When it comes to immunity, it seems two X chromosomes are better than one. There are a number of genes located in the X chromosomes, which are important for immunity and give women a helping hand. Other research has also suggested that the female sex hormones oestrogen and progesterone have been known to boost the immune system.
Attitude to Risk
Men’s attitude to risk taking also comes into question as a potential contributing factor. Whilst obviously generalised and sweeping – it is fairly widely acknowledged that men would be less likely to wash their hands or take the other necessary precautions to distance themselves from potential routes of infection.
A 2016 study found that “women are more than twice as likely to be cautious about risk than men”. The data, based on a psychological assessment of risk personality suggests that ‘gender plays a major hand in our appetite for risk’.  Author of the study Geoff Trickey claims the gap was shaped by evolution and it ensured the survival of our ancestors. A risk taking nature was beneficial to a hunter-gatherer, whilst a more cautious approach from women served the family better.
Avoiding the doctor
Women are much more likely to have frequent contact with health professionals throughout their lives – due to seeking contraception or during pregnancy and raising children. They are also invited regularly for screening for cervical and breast cancer and generally have more opportunities for education and reporting symptoms. In addition to this though, the stereotypical male reaction – to burry their heads in the sand and tough it out – almost certainly plays its part. Men’s reluctance to visit the doctor has been attributed as a key factor to cancer death rates being a third higher in men. It also means more men could be suffering from underlying conditions they are unaware of, making it more difficult for them to tackle the virus.
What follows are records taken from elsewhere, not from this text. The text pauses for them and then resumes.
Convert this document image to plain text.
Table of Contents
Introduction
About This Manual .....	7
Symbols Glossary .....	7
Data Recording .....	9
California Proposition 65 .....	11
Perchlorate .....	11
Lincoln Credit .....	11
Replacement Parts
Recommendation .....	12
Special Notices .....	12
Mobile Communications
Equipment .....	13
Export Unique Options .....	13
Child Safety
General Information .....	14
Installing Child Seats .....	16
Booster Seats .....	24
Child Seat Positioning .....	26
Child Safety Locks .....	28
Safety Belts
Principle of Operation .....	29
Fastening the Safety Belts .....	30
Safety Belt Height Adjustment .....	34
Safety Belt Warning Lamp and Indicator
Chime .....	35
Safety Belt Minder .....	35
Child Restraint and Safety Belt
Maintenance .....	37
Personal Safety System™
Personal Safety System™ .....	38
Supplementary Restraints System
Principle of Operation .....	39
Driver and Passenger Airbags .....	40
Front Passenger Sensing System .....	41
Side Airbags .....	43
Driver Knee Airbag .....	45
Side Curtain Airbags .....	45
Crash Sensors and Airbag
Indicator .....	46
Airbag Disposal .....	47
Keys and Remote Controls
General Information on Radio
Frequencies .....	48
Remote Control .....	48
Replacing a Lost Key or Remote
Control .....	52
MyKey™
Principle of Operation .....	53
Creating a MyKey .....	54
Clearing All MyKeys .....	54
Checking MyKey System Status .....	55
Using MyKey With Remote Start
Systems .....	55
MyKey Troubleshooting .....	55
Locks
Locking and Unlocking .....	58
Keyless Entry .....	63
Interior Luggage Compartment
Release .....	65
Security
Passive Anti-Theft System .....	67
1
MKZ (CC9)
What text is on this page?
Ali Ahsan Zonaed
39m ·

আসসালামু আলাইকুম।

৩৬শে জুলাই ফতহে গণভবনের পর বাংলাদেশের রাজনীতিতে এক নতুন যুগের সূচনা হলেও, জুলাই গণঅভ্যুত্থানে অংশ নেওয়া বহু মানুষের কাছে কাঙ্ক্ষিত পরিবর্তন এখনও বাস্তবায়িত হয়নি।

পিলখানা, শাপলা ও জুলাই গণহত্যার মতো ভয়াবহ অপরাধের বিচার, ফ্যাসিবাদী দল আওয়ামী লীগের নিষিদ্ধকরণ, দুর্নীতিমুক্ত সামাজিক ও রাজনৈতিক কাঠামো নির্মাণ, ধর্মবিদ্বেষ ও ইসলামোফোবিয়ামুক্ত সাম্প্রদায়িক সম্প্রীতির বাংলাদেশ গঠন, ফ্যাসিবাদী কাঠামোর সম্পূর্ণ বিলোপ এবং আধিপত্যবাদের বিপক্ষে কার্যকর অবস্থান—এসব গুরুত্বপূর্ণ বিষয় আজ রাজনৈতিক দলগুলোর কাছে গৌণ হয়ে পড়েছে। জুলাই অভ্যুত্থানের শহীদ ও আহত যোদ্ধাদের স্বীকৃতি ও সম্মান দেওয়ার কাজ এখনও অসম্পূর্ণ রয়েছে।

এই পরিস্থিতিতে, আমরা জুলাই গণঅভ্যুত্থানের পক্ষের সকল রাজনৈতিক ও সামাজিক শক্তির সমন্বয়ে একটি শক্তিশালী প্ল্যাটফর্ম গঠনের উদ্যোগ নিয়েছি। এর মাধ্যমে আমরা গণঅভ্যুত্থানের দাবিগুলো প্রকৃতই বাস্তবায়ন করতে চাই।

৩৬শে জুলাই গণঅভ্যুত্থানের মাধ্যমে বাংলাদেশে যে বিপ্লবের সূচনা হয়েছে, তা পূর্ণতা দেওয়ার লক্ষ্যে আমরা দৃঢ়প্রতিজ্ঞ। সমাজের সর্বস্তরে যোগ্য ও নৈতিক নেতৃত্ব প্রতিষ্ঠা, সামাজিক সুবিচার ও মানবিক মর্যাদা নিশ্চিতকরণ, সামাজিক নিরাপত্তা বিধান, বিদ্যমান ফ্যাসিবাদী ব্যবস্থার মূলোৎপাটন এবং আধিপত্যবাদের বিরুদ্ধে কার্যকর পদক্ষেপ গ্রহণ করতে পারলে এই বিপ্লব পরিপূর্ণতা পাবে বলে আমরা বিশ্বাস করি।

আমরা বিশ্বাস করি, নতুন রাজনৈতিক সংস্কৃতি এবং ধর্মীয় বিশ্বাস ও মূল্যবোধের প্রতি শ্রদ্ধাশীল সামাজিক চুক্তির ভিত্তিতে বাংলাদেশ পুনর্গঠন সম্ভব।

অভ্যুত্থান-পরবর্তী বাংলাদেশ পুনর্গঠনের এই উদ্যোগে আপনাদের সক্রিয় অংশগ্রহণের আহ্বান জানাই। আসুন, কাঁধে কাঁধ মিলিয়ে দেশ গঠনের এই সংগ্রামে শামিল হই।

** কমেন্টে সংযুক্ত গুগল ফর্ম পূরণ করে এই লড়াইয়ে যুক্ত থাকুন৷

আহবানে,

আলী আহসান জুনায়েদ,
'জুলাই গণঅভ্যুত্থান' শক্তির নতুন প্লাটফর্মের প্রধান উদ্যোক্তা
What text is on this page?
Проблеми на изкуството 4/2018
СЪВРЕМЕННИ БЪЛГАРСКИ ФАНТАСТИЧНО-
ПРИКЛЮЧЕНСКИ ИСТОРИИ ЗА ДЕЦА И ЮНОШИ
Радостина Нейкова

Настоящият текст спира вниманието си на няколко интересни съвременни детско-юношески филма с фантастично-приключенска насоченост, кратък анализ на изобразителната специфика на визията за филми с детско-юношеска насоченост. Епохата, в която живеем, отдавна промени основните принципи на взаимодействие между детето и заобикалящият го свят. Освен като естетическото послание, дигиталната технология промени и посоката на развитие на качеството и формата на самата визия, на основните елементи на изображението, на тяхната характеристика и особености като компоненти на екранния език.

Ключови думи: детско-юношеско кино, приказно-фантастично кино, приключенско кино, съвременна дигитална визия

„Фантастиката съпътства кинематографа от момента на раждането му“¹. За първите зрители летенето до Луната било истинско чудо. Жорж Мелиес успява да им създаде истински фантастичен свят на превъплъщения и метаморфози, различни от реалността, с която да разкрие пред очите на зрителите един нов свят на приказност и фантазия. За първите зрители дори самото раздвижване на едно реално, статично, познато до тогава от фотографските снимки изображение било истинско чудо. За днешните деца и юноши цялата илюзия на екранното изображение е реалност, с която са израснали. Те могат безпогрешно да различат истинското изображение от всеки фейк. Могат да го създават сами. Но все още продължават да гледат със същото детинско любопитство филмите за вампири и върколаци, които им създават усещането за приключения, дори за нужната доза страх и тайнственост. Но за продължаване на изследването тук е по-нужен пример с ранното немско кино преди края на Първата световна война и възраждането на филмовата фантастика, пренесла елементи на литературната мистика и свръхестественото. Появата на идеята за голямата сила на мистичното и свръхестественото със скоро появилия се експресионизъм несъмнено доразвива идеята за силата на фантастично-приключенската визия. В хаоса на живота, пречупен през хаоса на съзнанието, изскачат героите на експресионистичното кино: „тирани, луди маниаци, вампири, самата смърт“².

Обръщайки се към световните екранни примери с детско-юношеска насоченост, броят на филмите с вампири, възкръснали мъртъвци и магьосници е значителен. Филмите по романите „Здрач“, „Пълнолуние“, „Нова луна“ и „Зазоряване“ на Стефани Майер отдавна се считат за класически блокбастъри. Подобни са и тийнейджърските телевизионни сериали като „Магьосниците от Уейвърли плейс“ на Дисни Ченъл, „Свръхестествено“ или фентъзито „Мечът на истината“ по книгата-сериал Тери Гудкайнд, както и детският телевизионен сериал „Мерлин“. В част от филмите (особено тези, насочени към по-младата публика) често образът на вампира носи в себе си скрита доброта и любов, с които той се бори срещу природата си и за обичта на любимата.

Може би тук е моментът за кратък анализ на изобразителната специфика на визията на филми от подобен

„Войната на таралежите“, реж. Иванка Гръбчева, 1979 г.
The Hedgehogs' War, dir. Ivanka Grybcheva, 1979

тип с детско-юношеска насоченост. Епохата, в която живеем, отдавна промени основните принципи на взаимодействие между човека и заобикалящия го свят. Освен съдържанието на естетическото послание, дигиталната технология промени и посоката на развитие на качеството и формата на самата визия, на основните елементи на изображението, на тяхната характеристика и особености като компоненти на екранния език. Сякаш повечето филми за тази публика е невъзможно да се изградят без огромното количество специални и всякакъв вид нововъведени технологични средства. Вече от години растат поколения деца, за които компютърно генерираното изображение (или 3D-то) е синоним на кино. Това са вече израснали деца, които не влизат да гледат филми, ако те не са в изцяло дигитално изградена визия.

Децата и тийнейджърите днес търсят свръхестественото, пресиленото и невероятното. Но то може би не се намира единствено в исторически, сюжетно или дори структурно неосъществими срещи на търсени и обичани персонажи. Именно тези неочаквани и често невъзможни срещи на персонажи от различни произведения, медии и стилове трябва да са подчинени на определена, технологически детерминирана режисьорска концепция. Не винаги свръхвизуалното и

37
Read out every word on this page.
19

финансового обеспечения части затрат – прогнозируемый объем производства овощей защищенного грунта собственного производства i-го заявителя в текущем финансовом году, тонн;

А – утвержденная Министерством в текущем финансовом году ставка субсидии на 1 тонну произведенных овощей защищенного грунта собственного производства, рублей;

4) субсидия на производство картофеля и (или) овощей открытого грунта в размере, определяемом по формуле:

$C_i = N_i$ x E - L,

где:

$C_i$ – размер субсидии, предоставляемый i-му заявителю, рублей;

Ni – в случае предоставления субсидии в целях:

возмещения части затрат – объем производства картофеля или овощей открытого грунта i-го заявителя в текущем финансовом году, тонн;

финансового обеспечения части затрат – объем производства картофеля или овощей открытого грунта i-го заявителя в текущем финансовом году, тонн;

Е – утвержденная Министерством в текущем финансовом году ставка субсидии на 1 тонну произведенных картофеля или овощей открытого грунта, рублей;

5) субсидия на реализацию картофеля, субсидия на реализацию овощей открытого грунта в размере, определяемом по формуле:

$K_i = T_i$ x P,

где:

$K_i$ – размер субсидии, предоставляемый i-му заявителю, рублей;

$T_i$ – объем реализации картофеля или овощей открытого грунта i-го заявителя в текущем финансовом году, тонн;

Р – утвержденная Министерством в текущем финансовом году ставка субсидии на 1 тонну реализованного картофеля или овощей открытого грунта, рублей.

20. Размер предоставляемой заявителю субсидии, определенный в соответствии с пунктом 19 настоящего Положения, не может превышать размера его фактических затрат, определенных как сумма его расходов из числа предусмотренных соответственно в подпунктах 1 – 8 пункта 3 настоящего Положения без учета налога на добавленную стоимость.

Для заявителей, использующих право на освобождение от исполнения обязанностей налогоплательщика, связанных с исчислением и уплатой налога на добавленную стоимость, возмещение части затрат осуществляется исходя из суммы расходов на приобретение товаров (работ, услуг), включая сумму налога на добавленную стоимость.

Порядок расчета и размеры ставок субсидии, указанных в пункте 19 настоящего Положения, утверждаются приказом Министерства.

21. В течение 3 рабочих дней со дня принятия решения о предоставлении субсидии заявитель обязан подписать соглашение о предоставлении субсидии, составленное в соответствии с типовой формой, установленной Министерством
It seems the gender bias witnessed with Covid-19 deaths is not isolated to this virus, but rather it’s a small part of a much bigger picture surrounding men’s health and attitudes to healthcare. One in five men will die in the UK before they reach retirement age at 65 . Those that do make retirement age still have a life expectancy of three years less than women.
Let’s hope that we can take this opportunity to collectively learn to look out for the men we treasure in our life, to encourage them to go against deep-rooted instincts and to prioritise their health and be proactive about protecting it. Perhaps it might be time to lay off the ‘man flu’ jokes too!